De la nécessité de responsabiliser les parents
Insistant sur l’importance de consigner dans ce projet l’obligation d’engager des poursuites judiciaires à l’encontre des maris qui ne payent pas les pensions alimentaires, elle a relevé que si le projet était dépourvu de ce mécanisme contraignant, l’Etat qui se substituerait au père risquerait de provoquer et d’encourager une déresponsabilisation parentale.
«Aujourd’hui, nous faisons face à des drames familiaux. Pour de nombreuses raisons, les maris ne peuvent verser de pensions, ce qui crée des conflits autour des enfants puisque c’est à la femme de faire appel à la justice afin d’obtenir gain de cause. En outre, certains pères qui sont dans une logique revancharde et qui jugent que la pension ira à la femme et non pas aux enfants ont instauré une tactique bien rodée. Pour éviter toute poursuite au motif d’abandon familial, ils envoient le mandat à une fausse adresse. Le mandat n’arrive pas et la banque les appelle afin de récupérer leur argent. La femme se retrouve de nouveau dans l’engrenage de la justice, elle perd du temps et la relation parentale en est affectée. L’enfant peut être l’otage d’un chantage alors que c’est son intérêt qui prime», a-t-elle souligné, ajoutant que bien souvent, le montant fixé par le magistrat est symbolique mais il rappelle au bon souvenir du mari sa parentalité.

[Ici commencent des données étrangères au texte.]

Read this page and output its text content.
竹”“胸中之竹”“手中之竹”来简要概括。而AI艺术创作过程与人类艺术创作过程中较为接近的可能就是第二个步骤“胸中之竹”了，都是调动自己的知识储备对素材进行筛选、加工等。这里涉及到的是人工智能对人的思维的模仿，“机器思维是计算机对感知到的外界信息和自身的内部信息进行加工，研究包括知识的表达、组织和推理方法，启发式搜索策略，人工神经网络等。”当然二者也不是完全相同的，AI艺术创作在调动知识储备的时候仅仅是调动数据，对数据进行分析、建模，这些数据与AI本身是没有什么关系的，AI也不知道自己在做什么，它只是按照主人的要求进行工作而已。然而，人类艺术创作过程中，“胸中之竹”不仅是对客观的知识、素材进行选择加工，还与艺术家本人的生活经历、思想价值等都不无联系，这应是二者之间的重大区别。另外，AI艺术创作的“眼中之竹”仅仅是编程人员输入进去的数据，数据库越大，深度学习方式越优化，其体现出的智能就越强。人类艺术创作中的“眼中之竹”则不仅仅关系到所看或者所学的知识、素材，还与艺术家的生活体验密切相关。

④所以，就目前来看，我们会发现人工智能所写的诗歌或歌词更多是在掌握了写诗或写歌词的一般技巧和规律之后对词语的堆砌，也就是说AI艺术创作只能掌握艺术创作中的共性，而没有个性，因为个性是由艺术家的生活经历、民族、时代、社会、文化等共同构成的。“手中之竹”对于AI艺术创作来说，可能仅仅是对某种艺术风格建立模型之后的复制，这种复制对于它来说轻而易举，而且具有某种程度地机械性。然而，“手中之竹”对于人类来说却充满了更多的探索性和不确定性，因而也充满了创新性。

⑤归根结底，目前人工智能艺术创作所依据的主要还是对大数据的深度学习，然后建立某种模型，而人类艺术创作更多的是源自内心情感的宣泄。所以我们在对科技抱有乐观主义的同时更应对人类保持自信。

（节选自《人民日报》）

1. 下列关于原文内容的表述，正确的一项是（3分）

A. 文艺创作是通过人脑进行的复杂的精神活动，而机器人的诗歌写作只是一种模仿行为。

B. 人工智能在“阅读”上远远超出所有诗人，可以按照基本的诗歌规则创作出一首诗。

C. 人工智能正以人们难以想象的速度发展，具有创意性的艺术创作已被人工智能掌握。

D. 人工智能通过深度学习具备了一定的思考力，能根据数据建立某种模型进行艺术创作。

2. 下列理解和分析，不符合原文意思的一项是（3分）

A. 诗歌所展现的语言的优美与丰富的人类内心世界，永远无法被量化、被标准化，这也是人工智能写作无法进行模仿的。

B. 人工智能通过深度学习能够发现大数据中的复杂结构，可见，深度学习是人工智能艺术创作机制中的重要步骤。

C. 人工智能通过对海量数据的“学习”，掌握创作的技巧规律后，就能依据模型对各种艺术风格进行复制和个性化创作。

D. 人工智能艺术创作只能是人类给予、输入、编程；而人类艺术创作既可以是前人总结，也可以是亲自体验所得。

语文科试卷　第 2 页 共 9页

Selon elle, à l’heure où la société algérienne enregistre un nombre de divorces en constante augmentation, il est temps de mettre un terme à la discrimination envers les femmes divorcées.
«Pour éviter les confrontations, il serait plus pertinent que lorsque la femme est en possession de preuves démontrant le non-paiement des pensions, la justice saisisse directement le fonds d’aide afin que la femme puisse percevoir son dû et en parallèle, c’est la justice qui engagerait des poursuites à l’encontre des maris. Il ne faudrait plus que ce soit la femme qui le poursuive de la sorte, entre les deux, une relation moins ombrageuse s’instaurerait», a-t-elle préconisé.
Pour sa part, Mme Nadia Aït Zaï, spécialiste en droit de la famille, a expliqué que le projet était clair et qu’il n’était l’objet d’aucune ambiguïté quant aux poursuites judiciaires.
«Pour le recouvrement de la pension alimentaire, la loi existe. Les époux sont condamnés à payer et si la femme ne recouvre pas son droit, le fonds s’implique. Ce projet, nous l’appelons de nos vœux car il soulage la femme de toutes les procédures judiciaires. Cette aide n’est pas gratuite et elle n’est pas un cadeau pour les maris. Il est évident que le fonds se retournera contre le mari pour récupérer son argent, d’autant qu’il dispose de davantage de facilités pour faire une saisie sur salaire. Pour la femme, c’est le parcours du combattant», a-t-elle relevé, soulignant qu’il est urgent d’instaurer ce projet, d’autant que l’Algérie est le dernier pays du Maghreb à l’appliquer.